Cyberkriminelle mögen smarte Geräte

Smarte Geräte werden immer beliebter. Solche Smart-TV, Smartwatches, Router oder Kameras erobern zunehmend Haushalte und Unternehmen, kommunizieren untereinander und formen das immer größer werdende Internet der Dinge (Internet of Things, IoT). Auch für Kriminelle werden diese Geräte damit zunehmend zu attraktiven Angriffszielen.
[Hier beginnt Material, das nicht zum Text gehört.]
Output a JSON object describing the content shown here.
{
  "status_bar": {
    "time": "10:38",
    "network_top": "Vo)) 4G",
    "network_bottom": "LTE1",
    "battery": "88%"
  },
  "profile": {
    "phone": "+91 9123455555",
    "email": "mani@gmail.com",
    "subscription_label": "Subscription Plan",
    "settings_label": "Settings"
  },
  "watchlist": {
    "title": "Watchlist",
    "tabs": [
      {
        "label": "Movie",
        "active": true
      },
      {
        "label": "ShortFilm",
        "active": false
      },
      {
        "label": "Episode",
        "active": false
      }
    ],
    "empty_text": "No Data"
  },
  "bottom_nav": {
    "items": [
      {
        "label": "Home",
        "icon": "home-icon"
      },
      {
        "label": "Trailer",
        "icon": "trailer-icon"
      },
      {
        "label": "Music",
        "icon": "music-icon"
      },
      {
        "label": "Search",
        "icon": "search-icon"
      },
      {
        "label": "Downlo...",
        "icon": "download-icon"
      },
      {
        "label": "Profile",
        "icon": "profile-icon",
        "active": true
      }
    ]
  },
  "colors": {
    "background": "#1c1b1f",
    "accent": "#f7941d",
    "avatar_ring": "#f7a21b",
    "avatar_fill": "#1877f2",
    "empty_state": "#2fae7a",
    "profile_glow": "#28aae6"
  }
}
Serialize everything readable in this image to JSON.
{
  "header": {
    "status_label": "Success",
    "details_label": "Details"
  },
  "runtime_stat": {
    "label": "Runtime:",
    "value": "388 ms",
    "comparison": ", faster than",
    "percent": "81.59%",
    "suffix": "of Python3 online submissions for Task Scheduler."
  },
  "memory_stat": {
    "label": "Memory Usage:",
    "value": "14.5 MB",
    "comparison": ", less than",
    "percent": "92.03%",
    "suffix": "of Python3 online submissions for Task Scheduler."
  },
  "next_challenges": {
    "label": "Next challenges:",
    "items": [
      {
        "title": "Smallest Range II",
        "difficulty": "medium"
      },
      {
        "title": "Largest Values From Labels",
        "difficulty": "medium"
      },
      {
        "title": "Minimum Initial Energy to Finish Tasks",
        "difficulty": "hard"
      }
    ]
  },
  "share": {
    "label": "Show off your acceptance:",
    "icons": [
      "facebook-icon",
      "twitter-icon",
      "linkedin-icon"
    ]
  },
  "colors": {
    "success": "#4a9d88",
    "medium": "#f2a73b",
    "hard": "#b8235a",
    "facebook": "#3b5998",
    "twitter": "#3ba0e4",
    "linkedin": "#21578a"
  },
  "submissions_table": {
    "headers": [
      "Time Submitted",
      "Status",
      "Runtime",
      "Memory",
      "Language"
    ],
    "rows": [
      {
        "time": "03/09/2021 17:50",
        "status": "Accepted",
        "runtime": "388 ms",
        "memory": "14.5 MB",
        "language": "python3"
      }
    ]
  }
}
Das Marktforschungsinstitut Gartner rechnet mit 20,4 Milliarden Connected Devices im Jahr 2020. Auch für Cyberkriminelle eröffnen sich damit neue Möglichkeiten: Ist ein smartes Gerät erst einmal mit einem Schädling infiziert, können die Angreifer damit Opfer ausspähen, erpressen oder unbemerkt zu Mittätern machen, indem das Opfergerät zum Teil eines Botnetzes wird. Darauf weist jetzt Kaspersky Lab hin. In einem Versuch haben die Sicherheitsexperten künstliche Netzwerke aus unterschiedlichen IoT-Geräten als Honeypots für Hacker aufgestellt. Bereits kurz danach erfolgten Angriffe durch bekannte sowie bisher unbekannte Malware. Der Großteil der Schadsoftware attackierte digitale Videorekorder oder IP-Kameras (63 Prozent). Bei 20 Prozent handelte es sich um Netzwerk-Geräte wie Router oder DSL-Modems.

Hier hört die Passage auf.